Endarkenment is the opposite of Enlightenment, which was the philosophical and scientific movement of the seventeenth and eighteenth centuries that challenged mysticism, traditional theology, and autocratic government. Thinkers such as Galileo, Bacon, Descartes, Hobbes, Spinoza, Locke, and Newton disputed dominant ideas that combined Christian theology and Aristotelian science. According to Enlightenment views, beliefs should be based on reasoning and scientific experiments, not on religious faith or authority.
Today, endarkenment comes in various forms: religious, spiritual, and philosophical. The starkest form of religious endarkenment is fundamentalism, which prescribes strict adherence to a basic text such as the Bible or the Koran. A somewhat more reasonable form is scientific creationism and the theory of intelligent design, according to which belief in God can be defended as a hypothesis that explains the complexity of the universe. However, biology and physics provide broad and deep explanations of scientific phenomena without invoking theological hypotheses.

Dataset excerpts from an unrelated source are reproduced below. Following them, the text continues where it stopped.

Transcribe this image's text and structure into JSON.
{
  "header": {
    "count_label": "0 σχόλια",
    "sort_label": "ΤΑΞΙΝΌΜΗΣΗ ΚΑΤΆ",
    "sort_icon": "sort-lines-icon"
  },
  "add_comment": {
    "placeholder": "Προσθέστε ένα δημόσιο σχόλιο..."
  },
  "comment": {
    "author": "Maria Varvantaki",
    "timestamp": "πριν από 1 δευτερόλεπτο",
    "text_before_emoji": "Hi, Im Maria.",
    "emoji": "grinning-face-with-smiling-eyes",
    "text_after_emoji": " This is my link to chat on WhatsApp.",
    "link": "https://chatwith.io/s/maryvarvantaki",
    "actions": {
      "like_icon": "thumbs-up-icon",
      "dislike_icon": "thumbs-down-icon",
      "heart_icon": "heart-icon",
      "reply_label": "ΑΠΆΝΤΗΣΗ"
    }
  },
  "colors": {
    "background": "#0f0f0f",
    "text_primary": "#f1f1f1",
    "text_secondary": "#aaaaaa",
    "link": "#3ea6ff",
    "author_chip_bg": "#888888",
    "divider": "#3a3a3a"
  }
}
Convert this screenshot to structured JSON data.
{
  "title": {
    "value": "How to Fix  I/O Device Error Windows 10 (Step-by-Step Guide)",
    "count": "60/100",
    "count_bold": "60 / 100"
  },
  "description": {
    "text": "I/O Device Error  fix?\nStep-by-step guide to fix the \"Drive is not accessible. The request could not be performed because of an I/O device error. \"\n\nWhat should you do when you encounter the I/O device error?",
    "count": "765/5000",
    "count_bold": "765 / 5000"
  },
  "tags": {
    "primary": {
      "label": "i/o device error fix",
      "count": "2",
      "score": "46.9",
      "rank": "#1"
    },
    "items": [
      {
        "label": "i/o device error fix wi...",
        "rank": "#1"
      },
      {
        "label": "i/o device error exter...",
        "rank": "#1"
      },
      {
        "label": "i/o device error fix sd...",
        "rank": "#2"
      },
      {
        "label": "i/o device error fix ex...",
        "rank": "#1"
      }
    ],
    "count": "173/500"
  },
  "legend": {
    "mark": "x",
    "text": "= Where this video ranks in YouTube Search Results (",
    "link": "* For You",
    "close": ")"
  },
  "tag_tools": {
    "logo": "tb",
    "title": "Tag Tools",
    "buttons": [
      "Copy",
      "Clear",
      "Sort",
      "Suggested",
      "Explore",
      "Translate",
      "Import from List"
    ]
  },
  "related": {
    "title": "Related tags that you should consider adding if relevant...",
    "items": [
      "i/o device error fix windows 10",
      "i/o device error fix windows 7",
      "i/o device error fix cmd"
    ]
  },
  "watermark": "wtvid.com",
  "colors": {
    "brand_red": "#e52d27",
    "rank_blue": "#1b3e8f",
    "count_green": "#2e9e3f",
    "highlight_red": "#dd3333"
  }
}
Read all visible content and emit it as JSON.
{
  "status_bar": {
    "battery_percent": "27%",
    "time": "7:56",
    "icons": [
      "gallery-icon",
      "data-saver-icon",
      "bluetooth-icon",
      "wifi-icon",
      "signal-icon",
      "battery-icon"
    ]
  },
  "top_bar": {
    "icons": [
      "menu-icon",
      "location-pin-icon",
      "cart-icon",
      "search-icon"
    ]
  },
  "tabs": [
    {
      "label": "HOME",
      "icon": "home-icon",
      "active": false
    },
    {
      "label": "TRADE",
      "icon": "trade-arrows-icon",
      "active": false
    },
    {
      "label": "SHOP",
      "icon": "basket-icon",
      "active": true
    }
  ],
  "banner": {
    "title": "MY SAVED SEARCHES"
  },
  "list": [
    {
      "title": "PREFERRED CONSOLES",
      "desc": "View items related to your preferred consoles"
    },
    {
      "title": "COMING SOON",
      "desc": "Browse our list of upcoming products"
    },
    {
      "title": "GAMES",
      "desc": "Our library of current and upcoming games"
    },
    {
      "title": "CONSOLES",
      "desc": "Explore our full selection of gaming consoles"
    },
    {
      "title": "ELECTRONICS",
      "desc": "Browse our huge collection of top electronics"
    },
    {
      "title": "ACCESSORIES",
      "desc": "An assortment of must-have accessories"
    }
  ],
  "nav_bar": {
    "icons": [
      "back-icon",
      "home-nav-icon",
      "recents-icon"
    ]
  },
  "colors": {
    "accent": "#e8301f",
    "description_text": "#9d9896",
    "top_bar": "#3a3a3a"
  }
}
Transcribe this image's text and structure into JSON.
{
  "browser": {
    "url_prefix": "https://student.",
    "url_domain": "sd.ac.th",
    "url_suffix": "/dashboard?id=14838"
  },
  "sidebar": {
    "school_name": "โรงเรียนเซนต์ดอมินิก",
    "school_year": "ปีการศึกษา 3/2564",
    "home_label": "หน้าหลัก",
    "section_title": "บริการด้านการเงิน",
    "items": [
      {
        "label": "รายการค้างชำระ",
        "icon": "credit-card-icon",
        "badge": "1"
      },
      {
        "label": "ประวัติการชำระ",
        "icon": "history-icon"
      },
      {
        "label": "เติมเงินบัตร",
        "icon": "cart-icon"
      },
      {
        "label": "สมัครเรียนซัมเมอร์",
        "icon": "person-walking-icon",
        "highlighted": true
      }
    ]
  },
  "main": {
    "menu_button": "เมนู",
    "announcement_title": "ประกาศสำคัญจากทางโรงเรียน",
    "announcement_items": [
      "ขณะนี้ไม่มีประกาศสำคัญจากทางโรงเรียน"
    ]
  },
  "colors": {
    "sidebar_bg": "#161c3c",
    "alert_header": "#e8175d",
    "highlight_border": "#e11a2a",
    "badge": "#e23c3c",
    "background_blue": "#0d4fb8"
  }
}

Many people today describe themselves as being spiritual rather than religious. Abandoning traditional churches, they nevertheless want to hold on to mystical aspects that make the universe more appetizing. “The Secret” is one of those aspects, because it suggests that people have more control over what happens to them than is suggested by the economic, medical, and interpersonal disruptions that make life so unpredictable. Other variants of this vague spirituality include belief in karma, whatever goes around comes around, and everything happens for a reason. These forms of spirituality supplant traditional religious reassurances that whatever happens is God’s will, but they have the same psychological function: life isn’t as scary as it seems because there is some spiritual sense behind it all.
In the absence of any solid empirical evidence for the truth of The Secret, karma, and other spiritual and religious doctrines, we need to look to psychology to provide explanations of why these views are so widely adopted. One of the most relevant thought processes is what the late social psychologist Ziva Kunda called motivated inference. Although people’s goals and desires are logically not supposed to influence what people believe, it is natural for all of us to attach greater credence to ideas that make us happy and help us to deal with the negative events that occur in our lives. Cognitive and emotional processes are thoroughly integrated in human brains, so it is not surprising that people are drawn to emotionally appealing ideas such as that we can get what we want just by thinking about it or praying for it.
There are also philosophical forms of endarkenment that try to find holes in the scientific and rational barriers to faith and wishful thinking. Thinkers far too sophisticated to be taken in by The Secret find room for religious faith by exploring Kantian idealism, Heideggerian phenomenology, Wittgensteinian conceptual analysis, or ultra-empiricism that confines science to consideration of only what is directly observed. In contrast, I think there are good theoretical and practical reasons to prefer a contemporary Enlightenment approach. Many areas of investigation such as neuroscience and positive psychology can be used to understand how minds work, including how they can find meaning in a vast and mechanistic universe.